Weil nichts wie schön und starck / wie reich es sey / kan stehn
Offt / eh man leben wil / ist schon das Leben hin.
Wer Schätz‘ und Reichthumb sucht: was sucht er mehr als Dunst.
Wenn dem der Ehrenrauch entsteckt die Phantasie:
So traumt ihm / wenn er wacht / er wacht und sorgt im Traum.

Auff meine Seel / auff! auff! entwach aus disem Traum!
Verwirff was irrdisch ist / und trotze Noth und Tod!
Was wird dir / wenn du wirst für jenem Throne stehn /
Die Welt behülfflich seyn? wo dencken wir doch hin?
Was blendet den Verstand? sol diser leichte Dunst
Bezaubern mein Gemüt mit solcher Phantasie?

Bißher! und weiter nicht! verfluchte Phantasie!
Niehts werthes Gauckelwerck. Verblendung-voller Traum!
Du Schmertzen-reiche Lust! du folter-harter Tod!
Ade! ich wil nunmehr auff freyen Füssen stehn
Vnd treten was mich tratt! Ich eile schon dahin;
Wo nichts als Warheit ist. Kein bald verschwindend Dunst.

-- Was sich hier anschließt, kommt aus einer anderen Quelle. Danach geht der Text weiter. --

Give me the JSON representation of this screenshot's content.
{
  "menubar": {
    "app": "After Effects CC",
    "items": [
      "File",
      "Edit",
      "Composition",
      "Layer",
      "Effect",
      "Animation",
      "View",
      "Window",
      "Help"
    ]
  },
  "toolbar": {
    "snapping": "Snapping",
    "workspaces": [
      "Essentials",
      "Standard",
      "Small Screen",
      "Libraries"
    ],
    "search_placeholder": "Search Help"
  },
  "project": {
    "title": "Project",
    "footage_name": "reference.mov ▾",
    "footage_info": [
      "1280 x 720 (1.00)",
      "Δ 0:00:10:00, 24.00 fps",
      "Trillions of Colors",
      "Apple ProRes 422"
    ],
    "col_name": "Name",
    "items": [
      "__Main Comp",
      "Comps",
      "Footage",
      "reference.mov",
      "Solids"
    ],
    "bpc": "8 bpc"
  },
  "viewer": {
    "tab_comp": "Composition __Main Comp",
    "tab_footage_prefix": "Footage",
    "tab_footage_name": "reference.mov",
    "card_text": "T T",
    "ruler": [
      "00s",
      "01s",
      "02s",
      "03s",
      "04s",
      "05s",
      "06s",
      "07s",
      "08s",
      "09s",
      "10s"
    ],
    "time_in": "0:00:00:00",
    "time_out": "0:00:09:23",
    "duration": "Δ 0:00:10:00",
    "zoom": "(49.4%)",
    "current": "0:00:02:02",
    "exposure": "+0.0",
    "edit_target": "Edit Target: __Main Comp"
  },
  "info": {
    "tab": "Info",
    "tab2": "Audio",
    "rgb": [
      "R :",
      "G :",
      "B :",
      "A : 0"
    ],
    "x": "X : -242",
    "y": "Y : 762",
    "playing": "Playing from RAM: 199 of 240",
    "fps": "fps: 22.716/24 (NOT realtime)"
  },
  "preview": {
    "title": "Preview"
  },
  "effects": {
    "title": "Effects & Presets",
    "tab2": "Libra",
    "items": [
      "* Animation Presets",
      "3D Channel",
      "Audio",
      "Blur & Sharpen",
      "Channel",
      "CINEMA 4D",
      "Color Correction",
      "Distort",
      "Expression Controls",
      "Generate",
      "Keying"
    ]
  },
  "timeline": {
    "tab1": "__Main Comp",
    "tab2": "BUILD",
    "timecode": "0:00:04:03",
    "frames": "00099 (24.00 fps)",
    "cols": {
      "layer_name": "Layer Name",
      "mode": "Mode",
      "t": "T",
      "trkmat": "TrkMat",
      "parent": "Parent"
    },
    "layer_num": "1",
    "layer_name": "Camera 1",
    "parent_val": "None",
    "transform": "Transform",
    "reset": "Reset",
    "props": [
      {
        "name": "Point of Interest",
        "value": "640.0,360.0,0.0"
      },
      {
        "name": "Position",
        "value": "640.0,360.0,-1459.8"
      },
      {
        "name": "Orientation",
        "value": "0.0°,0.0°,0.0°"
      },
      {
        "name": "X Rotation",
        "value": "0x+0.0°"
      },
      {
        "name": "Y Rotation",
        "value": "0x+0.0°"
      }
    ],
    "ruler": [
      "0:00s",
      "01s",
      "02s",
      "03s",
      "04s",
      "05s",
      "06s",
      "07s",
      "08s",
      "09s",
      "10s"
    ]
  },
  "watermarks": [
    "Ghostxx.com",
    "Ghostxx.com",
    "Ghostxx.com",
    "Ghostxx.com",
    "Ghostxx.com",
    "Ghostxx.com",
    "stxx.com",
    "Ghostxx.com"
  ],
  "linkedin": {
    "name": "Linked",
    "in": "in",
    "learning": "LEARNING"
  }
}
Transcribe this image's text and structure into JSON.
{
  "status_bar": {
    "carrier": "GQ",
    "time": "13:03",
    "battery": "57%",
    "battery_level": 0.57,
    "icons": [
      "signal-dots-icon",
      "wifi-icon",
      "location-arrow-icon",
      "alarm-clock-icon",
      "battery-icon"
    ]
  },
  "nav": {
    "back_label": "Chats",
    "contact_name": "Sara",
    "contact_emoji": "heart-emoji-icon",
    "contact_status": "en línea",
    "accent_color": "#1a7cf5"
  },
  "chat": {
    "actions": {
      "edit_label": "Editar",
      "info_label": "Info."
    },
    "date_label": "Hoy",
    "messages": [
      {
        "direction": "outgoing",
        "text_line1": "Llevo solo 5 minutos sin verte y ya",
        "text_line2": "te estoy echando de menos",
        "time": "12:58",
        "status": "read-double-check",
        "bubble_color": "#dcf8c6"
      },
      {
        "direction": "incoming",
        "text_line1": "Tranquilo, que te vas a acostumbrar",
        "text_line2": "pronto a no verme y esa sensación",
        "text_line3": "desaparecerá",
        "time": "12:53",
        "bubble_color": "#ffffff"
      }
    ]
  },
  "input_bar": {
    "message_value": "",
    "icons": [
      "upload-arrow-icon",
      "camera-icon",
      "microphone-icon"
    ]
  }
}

Treib ewig helles Licht der dicken Nebel Dunst
Die blinde Lust der Welt: die tolle Phantasie
Die flüchtige Begird‘ und diser Gütter Traum
Hinweg und lehre mich recht sterben vor dem Tod.
Laß mich die Eitelkeit der Erden recht verstehn
Entbinde mein Gemüth und nim die Ketten hin.

Nim was mich und die Welt verkuppelt! nim doch hin
Der Sünden schwere Last: Laß ferner keinen Dunst
Verhüllen mein Gemüth / und alle Phantasie
Der Eitel-leeren Welt sey für mir als ein Traum
Von dem ich nun erwacht! und laß nach disem Tod
Wenn hin! Dunst / Phantasie / Traum! Tod / mich ewig stehn.